Transplante de fígado: quando é indicado e como é a recuperação

O transplante de fígado é um procedimento cirúrgico indicado para pessoas que possuem danos graves ao fígado, de forma que a função desse órgão está comprometida, como no caso de cirrose hepática, insuficiência hepática, câncer de fígado e colangite, por exemplo.

Assim, quando há indicação de transplante de fígado, é importante que a pessoa mantenha uma alimentação saudável e equilibrada, para evitar mais danos ao órgão. Além disso, quando o transplante for autorizado, é importante que a pessoa inicie um jejum completo para que o transplante possa ser realizado.

Após o transplante, a pessoa normalmente permanece entre 10 a 14 dias internada para que possa ser acompanhada pela equipe médica e possa ser verificado como organismo reage ao novo órgão, sendo possível também prevenir complicações.

Quando é indicado

O transplante de fígado pode ser indicado quando o órgão encontra-se gravemente comprometido e deixa de funcionar, como pode acontecer em caso de cirrose, hepatite fulminante ou câncer neste órgão, em pessoas de qualquer idade, inclusive crianças.

Há indicação para o transplante quando os medicamentos, radioterapia ou quimioterapia não conseguem restabelecer seu bom funcionamento. Neste caso, o paciente deve continuar realizando o tratamento proposto pelo médico e realizando os exames necessários até que surja um doador de fígado compatível, que esteja dentro do peso ideal e sem nenhum problema de saúde.
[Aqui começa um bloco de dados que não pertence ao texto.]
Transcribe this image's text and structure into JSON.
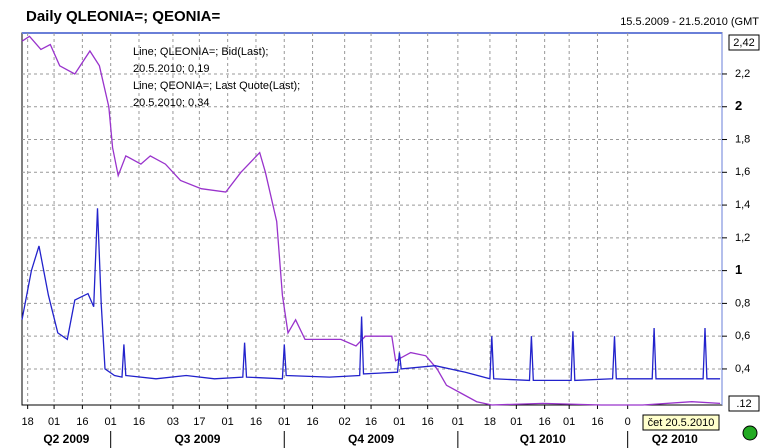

O transplante pode ser indicado em caso de doenças agudas ou crônicas, que tem poucas chances de surgir novamente após um transplante, como por exemplo:

  • Cirrose hepática;
  • Doenças metabólicas;
  • Colangite esclerosante;
  • Atresia de vias biliares;
  • Hepatite crônica;
  • Insuficiência hepática.

Algumas doenças que podem não ser indicadas para o transplante são a hepatite B, porque o vírus tende a se instalar no fígado 'novo' e em caso de cirrose causada pelo alcoolismo, porque se a pessoa continuar bebendo de forma exagerada o 'novo' órgão também será danificado. Assim, o médico deverá indicar quando o transplante pode ou não pode ser realizado com base na doença hepática que a pessoa possui e no estado de saúde geral da pessoa.

Como se preparar para o transplante

Para se preparar para este tipo de procedimento deve-se manter uma boa alimentação, evitando alimentos ricos em gordura e açúcar, dando preferência aos legumes, verduras, frutas e carnes magras. Além disso, é importante informar ao médico de qualquer sintoma que esteja presente para que ele possa investigar e iniciar o tratamento adequado.
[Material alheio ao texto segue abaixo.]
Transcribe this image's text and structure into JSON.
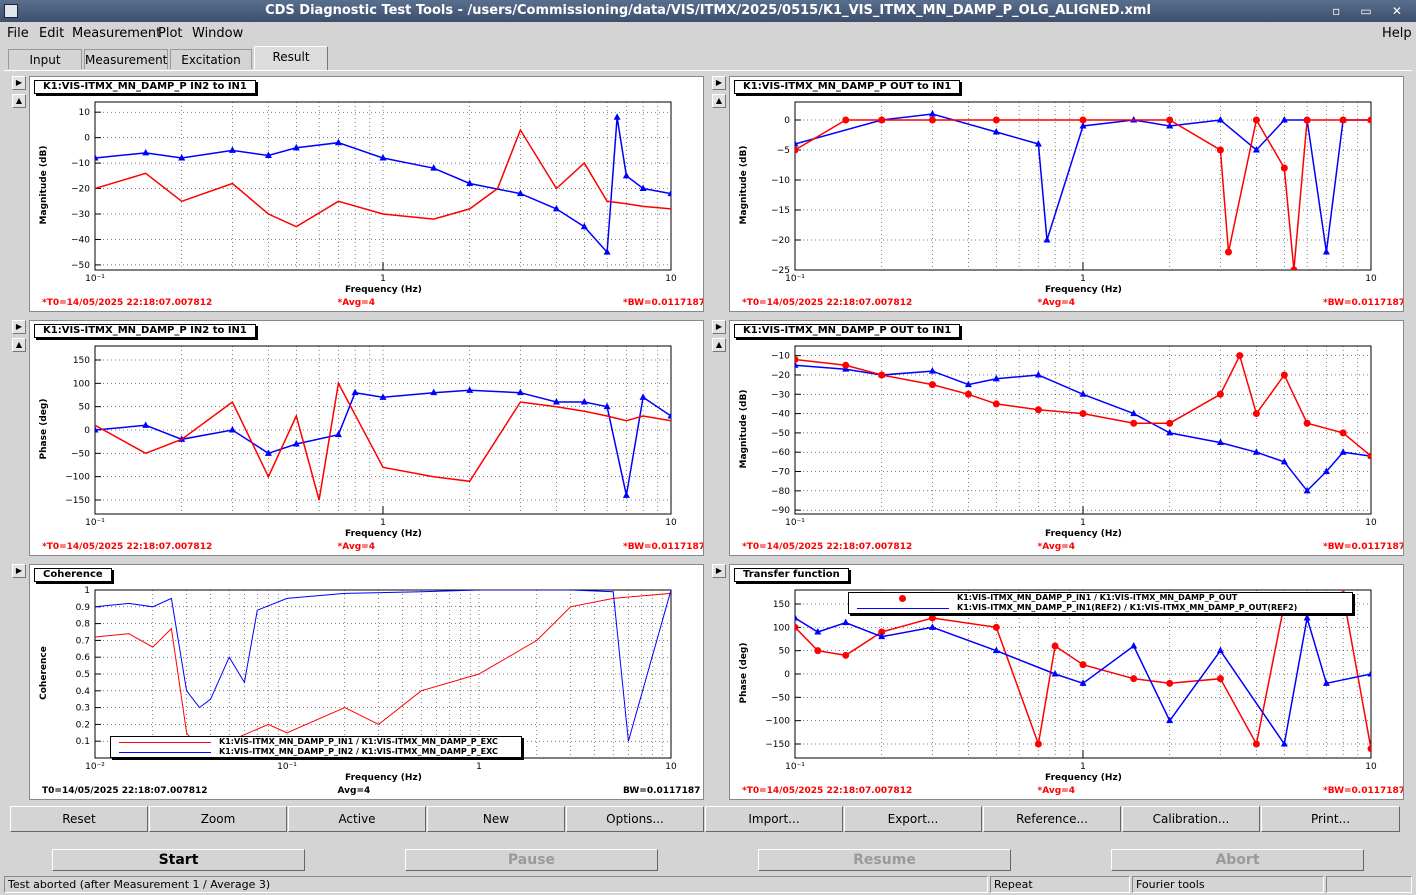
{
  "window": {
    "title": "CDS Diagnostic Test Tools - /users/Commissioning/data/VIS/ITMX/2025/0515/K1_VIS_ITMX_MN_DAMP_P_OLG_ALIGNED.xml",
    "controls": "▫ ▭ ✕"
  },
  "menu": {
    "file": "File",
    "edit": "Edit",
    "measurement": "Measurement",
    "plot": "Plot",
    "window": "Window",
    "help": "Help"
  },
  "tabs": [
    "Input",
    "Measurement",
    "Excitation",
    "Result"
  ],
  "panels": [
    {
      "title": "K1:VIS-ITMX_MN_DAMP_P IN2 to IN1",
      "ylabel": "Magnitude (dB)",
      "xlabel": "Frequency (Hz)",
      "xticks": [
        "10⁻¹",
        "1",
        "10"
      ],
      "yticks": [
        "10",
        "0",
        "−10",
        "−20",
        "−30",
        "−40",
        "−50"
      ],
      "footer": {
        "t0": "*T0=14/05/2025 22:18:07.007812",
        "avg": "*Avg=4",
        "bw": "*BW=0.0117187"
      }
    },
    {
      "title": "K1:VIS-ITMX_MN_DAMP_P OUT to IN1",
      "ylabel": "Magnitude (dB)",
      "xlabel": "Frequency (Hz)",
      "xticks": [
        "10⁻¹",
        "1",
        "10"
      ],
      "yticks": [
        "0",
        "−5",
        "−10",
        "−15",
        "−20",
        "−25"
      ],
      "footer": {
        "t0": "*T0=14/05/2025 22:18:07.007812",
        "avg": "*Avg=4",
        "bw": "*BW=0.0117187"
      }
    },
    {
      "title": "K1:VIS-ITMX_MN_DAMP_P IN2 to IN1",
      "ylabel": "Phase (deg)",
      "xlabel": "Frequency (Hz)",
      "xticks": [
        "10⁻¹",
        "1",
        "10"
      ],
      "yticks": [
        "150",
        "100",
        "50",
        "0",
        "−50",
        "−100",
        "−150"
      ],
      "footer": {
        "t0": "*T0=14/05/2025 22:18:07.007812",
        "avg": "*Avg=4",
        "bw": "*BW=0.0117187"
      }
    },
    {
      "title": "K1:VIS-ITMX_MN_DAMP_P OUT to IN1",
      "ylabel": "Magnitude (dB)",
      "xlabel": "Frequency (Hz)",
      "xticks": [
        "10⁻¹",
        "1",
        "10"
      ],
      "yticks": [
        "−10",
        "−20",
        "−30",
        "−40",
        "−50",
        "−60",
        "−70",
        "−80",
        "−90"
      ],
      "footer": {
        "t0": "*T0=14/05/2025 22:18:07.007812",
        "avg": "*Avg=4",
        "bw": "*BW=0.0117187"
      }
    },
    {
      "title": "Coherence",
      "ylabel": "Coherence",
      "xlabel": "Frequency (Hz)",
      "xticks": [
        "10⁻²",
        "10⁻¹",
        "1",
        "10"
      ],
      "yticks": [
        "1",
        "0.9",
        "0.8",
        "0.7",
        "0.6",
        "0.5",
        "0.4",
        "0.3",
        "0.2",
        "0.1"
      ],
      "footer": {
        "t0": "T0=14/05/2025 22:18:07.007812",
        "avg": "Avg=4",
        "bw": "BW=0.0117187"
      },
      "legend": [
        {
          "label": "K1:VIS-ITMX_MN_DAMP_P_IN1 / K1:VIS-ITMX_MN_DAMP_P_EXC",
          "color": "#ff0000"
        },
        {
          "label": "K1:VIS-ITMX_MN_DAMP_P_IN2 / K1:VIS-ITMX_MN_DAMP_P_EXC",
          "color": "#0000ff"
        }
      ]
    },
    {
      "title": "Transfer function",
      "ylabel": "Phase (deg)",
      "xlabel": "Frequency (Hz)",
      "xticks": [
        "10⁻¹",
        "1",
        "10"
      ],
      "yticks": [
        "150",
        "100",
        "50",
        "0",
        "−50",
        "−100",
        "−150"
      ],
      "footer": {
        "t0": "*T0=14/05/2025 22:18:07.007812",
        "avg": "*Avg=4",
        "bw": "*BW=0.0117187"
      },
      "legend": [
        {
          "label": "K1:VIS-ITMX_MN_DAMP_P_IN1 / K1:VIS-ITMX_MN_DAMP_P_OUT",
          "color": "#ff0000"
        },
        {
          "label": "K1:VIS-ITMX_MN_DAMP_P_IN1(REF2) / K1:VIS-ITMX_MN_DAMP_P_OUT(REF2)",
          "color": "#0000ff"
        }
      ]
    }
  ],
  "toolbar": [
    "Reset",
    "Zoom",
    "Active",
    "New",
    "Options...",
    "Import...",
    "Export...",
    "Reference...",
    "Calibration...",
    "Print..."
  ],
  "controls": {
    "start": "Start",
    "pause": "Pause",
    "resume": "Resume",
    "abort": "Abort"
  },
  "status": {
    "message": "Test aborted (after Measurement 1 / Average 3)",
    "repeat": "Repeat",
    "mode": "Fourier tools"
  },
  "colors": {
    "series_red": "#ff0000",
    "series_blue": "#0000ff",
    "footer_red": "#ff0000"
  },
  "chart_data": [
    {
      "type": "line",
      "title": "K1:VIS-ITMX_MN_DAMP_P IN2 to IN1",
      "xscale": "log",
      "xlim": [
        0.1,
        10
      ],
      "ylim": [
        -52,
        14
      ],
      "ylabel": "Magnitude (dB)",
      "xlabel": "Frequency (Hz)",
      "series": [
        {
          "color": "#0000ff",
          "x": [
            0.1,
            0.15,
            0.2,
            0.3,
            0.4,
            0.5,
            0.7,
            1.0,
            1.5,
            2.0,
            3.0,
            4.0,
            5.0,
            6.0,
            6.5,
            7.0,
            8.0,
            10.0
          ],
          "y": [
            -8,
            -6,
            -8,
            -5,
            -7,
            -4,
            -2,
            -8,
            -12,
            -18,
            -22,
            -28,
            -35,
            -45,
            8,
            -15,
            -20,
            -22
          ]
        },
        {
          "color": "#ff0000",
          "x": [
            0.1,
            0.15,
            0.2,
            0.3,
            0.4,
            0.5,
            0.7,
            1.0,
            1.5,
            2.0,
            2.5,
            3.0,
            4.0,
            5.0,
            6.0,
            7.0,
            8.0,
            10.0
          ],
          "y": [
            -20,
            -14,
            -25,
            -18,
            -30,
            -35,
            -25,
            -30,
            -32,
            -28,
            -20,
            3,
            -20,
            -10,
            -25,
            -26,
            -27,
            -28
          ]
        }
      ]
    },
    {
      "type": "line",
      "title": "K1:VIS-ITMX_MN_DAMP_P OUT to IN1",
      "xscale": "log",
      "xlim": [
        0.1,
        10
      ],
      "ylim": [
        -25,
        3
      ],
      "ylabel": "Magnitude (dB)",
      "xlabel": "Frequency (Hz)",
      "series": [
        {
          "color": "#0000ff",
          "x": [
            0.1,
            0.2,
            0.3,
            0.5,
            0.7,
            0.75,
            1.0,
            1.5,
            2.0,
            3.0,
            4.0,
            5.0,
            6.0,
            7.0,
            8.0,
            10.0
          ],
          "y": [
            -4,
            0,
            1,
            -2,
            -4,
            -20,
            -1,
            0,
            -1,
            0,
            -5,
            0,
            0,
            -22,
            0,
            0
          ]
        },
        {
          "color": "#ff0000",
          "x": [
            0.1,
            0.15,
            0.2,
            0.3,
            0.5,
            1.0,
            2.0,
            3.0,
            3.2,
            4.0,
            5.0,
            5.4,
            6.0,
            8.0,
            10.0
          ],
          "y": [
            -5,
            0,
            0,
            0,
            0,
            0,
            0,
            -5,
            -22,
            0,
            -8,
            -25,
            0,
            0,
            0
          ]
        }
      ]
    },
    {
      "type": "line",
      "title": "K1:VIS-ITMX_MN_DAMP_P IN2 to IN1",
      "xscale": "log",
      "xlim": [
        0.1,
        10
      ],
      "ylim": [
        -180,
        180
      ],
      "ylabel": "Phase (deg)",
      "xlabel": "Frequency (Hz)",
      "series": [
        {
          "color": "#0000ff",
          "x": [
            0.1,
            0.15,
            0.2,
            0.3,
            0.4,
            0.5,
            0.7,
            0.8,
            1.0,
            1.5,
            2.0,
            3.0,
            4.0,
            5.0,
            6.0,
            7.0,
            8.0,
            10.0
          ],
          "y": [
            0,
            10,
            -20,
            0,
            -50,
            -30,
            -10,
            80,
            70,
            80,
            85,
            80,
            60,
            60,
            50,
            -140,
            70,
            30
          ]
        },
        {
          "color": "#ff0000",
          "x": [
            0.1,
            0.15,
            0.2,
            0.3,
            0.4,
            0.5,
            0.6,
            0.7,
            1.0,
            1.5,
            2.0,
            3.0,
            4.0,
            5.0,
            6.0,
            7.0,
            8.0,
            10.0
          ],
          "y": [
            10,
            -50,
            -20,
            60,
            -100,
            30,
            -150,
            100,
            -80,
            -100,
            -110,
            60,
            50,
            40,
            30,
            20,
            30,
            20
          ]
        }
      ]
    },
    {
      "type": "line",
      "title": "K1:VIS-ITMX_MN_DAMP_P OUT to IN1",
      "xscale": "log",
      "xlim": [
        0.1,
        10
      ],
      "ylim": [
        -92,
        -5
      ],
      "ylabel": "Magnitude (dB)",
      "xlabel": "Frequency (Hz)",
      "series": [
        {
          "color": "#0000ff",
          "x": [
            0.1,
            0.15,
            0.2,
            0.3,
            0.4,
            0.5,
            0.7,
            1.0,
            1.5,
            2.0,
            3.0,
            4.0,
            5.0,
            6.0,
            7.0,
            8.0,
            10.0
          ],
          "y": [
            -15,
            -17,
            -20,
            -18,
            -25,
            -22,
            -20,
            -30,
            -40,
            -50,
            -55,
            -60,
            -65,
            -80,
            -70,
            -60,
            -62
          ]
        },
        {
          "color": "#ff0000",
          "x": [
            0.1,
            0.15,
            0.2,
            0.3,
            0.4,
            0.5,
            0.7,
            1.0,
            1.5,
            2.0,
            3.0,
            3.5,
            4.0,
            5.0,
            6.0,
            8.0,
            10.0
          ],
          "y": [
            -12,
            -15,
            -20,
            -25,
            -30,
            -35,
            -38,
            -40,
            -45,
            -45,
            -30,
            -10,
            -40,
            -20,
            -45,
            -50,
            -62
          ]
        }
      ]
    },
    {
      "type": "line",
      "title": "Coherence",
      "xscale": "log",
      "xlim": [
        0.01,
        10
      ],
      "ylim": [
        0,
        1
      ],
      "ylabel": "Coherence",
      "xlabel": "Frequency (Hz)",
      "series": [
        {
          "name": "K1:VIS-ITMX_MN_DAMP_P_IN1 / K1:VIS-ITMX_MN_DAMP_P_EXC",
          "color": "#ff0000",
          "x": [
            0.01,
            0.015,
            0.02,
            0.025,
            0.03,
            0.035,
            0.05,
            0.08,
            0.1,
            0.2,
            0.3,
            0.5,
            1.0,
            2.0,
            3.0,
            5.0,
            10.0
          ],
          "y": [
            0.72,
            0.74,
            0.66,
            0.77,
            0.15,
            0.05,
            0.1,
            0.2,
            0.15,
            0.3,
            0.2,
            0.4,
            0.5,
            0.7,
            0.9,
            0.95,
            0.98
          ]
        },
        {
          "name": "K1:VIS-ITMX_MN_DAMP_P_IN2 / K1:VIS-ITMX_MN_DAMP_P_EXC",
          "color": "#0000ff",
          "x": [
            0.01,
            0.015,
            0.02,
            0.025,
            0.03,
            0.035,
            0.04,
            0.05,
            0.06,
            0.07,
            0.1,
            0.2,
            0.5,
            1.0,
            3.0,
            5.0,
            6.0,
            10.0
          ],
          "y": [
            0.9,
            0.92,
            0.9,
            0.95,
            0.4,
            0.3,
            0.35,
            0.6,
            0.45,
            0.88,
            0.95,
            0.98,
            0.99,
            1.0,
            1.0,
            0.99,
            0.1,
            1.0
          ]
        }
      ]
    },
    {
      "type": "line",
      "title": "Transfer function",
      "xscale": "log",
      "xlim": [
        0.1,
        10
      ],
      "ylim": [
        -180,
        180
      ],
      "ylabel": "Phase (deg)",
      "xlabel": "Frequency (Hz)",
      "series": [
        {
          "name": "K1:VIS-ITMX_MN_DAMP_P_IN1 / K1:VIS-ITMX_MN_DAMP_P_OUT",
          "color": "#ff0000",
          "x": [
            0.1,
            0.12,
            0.15,
            0.2,
            0.3,
            0.5,
            0.7,
            0.8,
            1.0,
            1.5,
            2.0,
            3.0,
            4.0,
            5.0,
            8.0,
            10.0
          ],
          "y": [
            100,
            50,
            40,
            90,
            120,
            100,
            -150,
            60,
            20,
            -10,
            -20,
            -10,
            -150,
            150,
            170,
            -160
          ]
        },
        {
          "name": "K1:VIS-ITMX_MN_DAMP_P_IN1(REF2) / K1:VIS-ITMX_MN_DAMP_P_OUT(REF2)",
          "color": "#0000ff",
          "x": [
            0.1,
            0.12,
            0.15,
            0.2,
            0.3,
            0.5,
            0.8,
            1.0,
            1.5,
            2.0,
            3.0,
            5.0,
            6.0,
            7.0,
            10.0
          ],
          "y": [
            120,
            90,
            110,
            80,
            100,
            50,
            0,
            -20,
            60,
            -100,
            50,
            -150,
            120,
            -20,
            0
          ]
        }
      ]
    }
  ]
}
Quando o médico entra em contato, chamando a pessoa para o transplante, é importante que a pessoa inicie um jejum total e vá para o hospital indicado o mais rápido possível para que seja realizado o procedimento.

A pessoa que receberá o órgão doado deverá ter um acompanhante maior de idade e levar todos os documentos necessários para que seja internada para receber o órgão. Após a cirurgia é normal que a pessoa fique na UTI por pelo menos 10 a 14 dias.

Como é a recuperação

Após o transplante de fígado, a pessoa normalmente permanece no hospital por algumas semanas para que seja monitorada e observada a reação do organismo ao novo órgão, prevenindo complicações que possam acontecer. Após esse período, a pessoa pode ir para casa, no entanto deve seguir algumas recomendações médicas para promover a sua qualidade de vida, como uso de remédios imunossupressores, por exemplo.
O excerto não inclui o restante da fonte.